Сергей снова посмотрел вперед, чтобы найти глазами свою девушку. Теперь их заслоняли новые зеваки, подошедшие смотреть смену караула. Он стал вглядываться сквозь толпу зевак и вдруг увидел ее голубую куртку и затылок в барашковых завитушках, и в самое это мгновение, когда он ее увидел, голова ее робко повернулась, и она стала смотреть назад, ища глазами кого-то, и Сергей знал, что это она его ищет глазами, и только он залюбовался ее оленьей, чуткой оглядкой, как глаза их встретились, она вспыхнула и отвернулась. Она приподняла руку и провела ею по затылку, словно стараясь прикрыть его от взгляда Сергея. Кисть руки и запястье, смуглые и гладкие, как морской камень, соблазнительно высунувшиеся из рукава куртки, показались Сергею ослепительно прекрасными…

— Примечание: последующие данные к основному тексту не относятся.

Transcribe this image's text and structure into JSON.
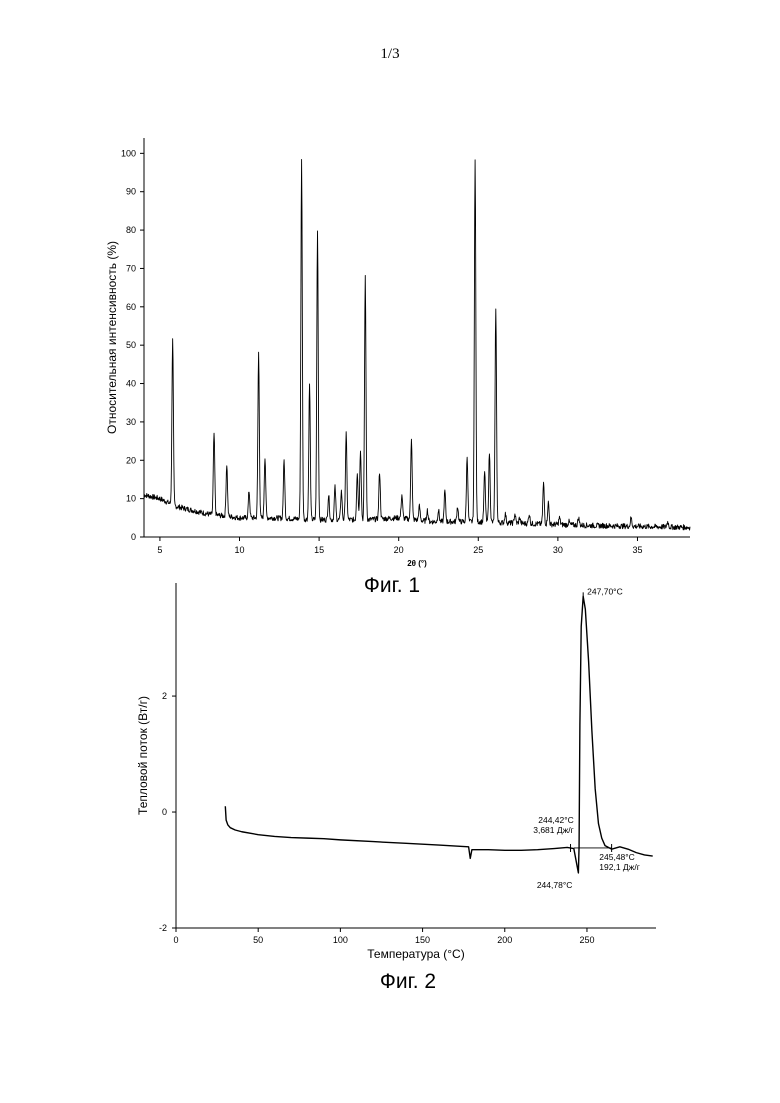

Но как подойти, что сказать, снова с тоской подумал Сергей. Хорошо бы издать закон, вдруг подумал он, по которому каждый человек имел бы право знакомиться с девушкой в любом месте и без всякого повода. Регламент – три минуты. Ведь главное, что девушка боится натолкнуться на какого-то мерзавца. А в течение трех минут легко можно доказать, что ты не хулиган, не мерзавец, не приставала, и, если ты чем-то ей понравишься, вы можете быть знакомы, а там видно будет. А кто же я, как не приставала, вдруг подумал он. Нет, не приставала и не пошляк, решил он. Может, что другое, но не это точно.

Не успела голубая куртка убрать руку со своего барашкового затылка, как остроносенькая оглянулась, увидела его и, полагая, что подруга еще не знает о том, что он здесь, стоит за ними, ударила ее локтем. Хотя самого удара Сергей не видел, но он точно почувствовал это. Та терпеливо вынесла удар, но не оглянулась.

Африканцы вместе со своей девушкой-гидом шумно отошли, и сразу же стал слышен голос экскурсовода, занятого нашими провинциальными туристами.

– До революции, – услышал Сергей его голос (глаза туристов были обращены на Спасскую башню), – часовые гири подымались… Сейчас их приводит в движение электродвигатель… В тысяча девятьсот восемнадцатом году часы были остановлены попавшим в Спасскую башню снарядом…

Девушки вышли из толпы и пошли в сторону Василия Блаженного, над которым все ярче и ярче разгоралась луна. Теперь они разделились. Та, что была в желтом пижонском плаще, пошла вперед, а Буратино с голубой курткой приотстали.

Гулко забилось сердце в груди у Сергея. Он понял, что настал его час. Он понял, что девушки разделились, чтобы облегчить ему задачу. Это было точно. Тайно ликуя и волнуясь, он пошел за ними. Та, что была в пижонском плаще, продолжая независимо демонстрировать свой плащ, пересекла площадь и прямо подошла к памятнику Минину и Пожарскому и остановилась там возле небольшой группы экскурсантов.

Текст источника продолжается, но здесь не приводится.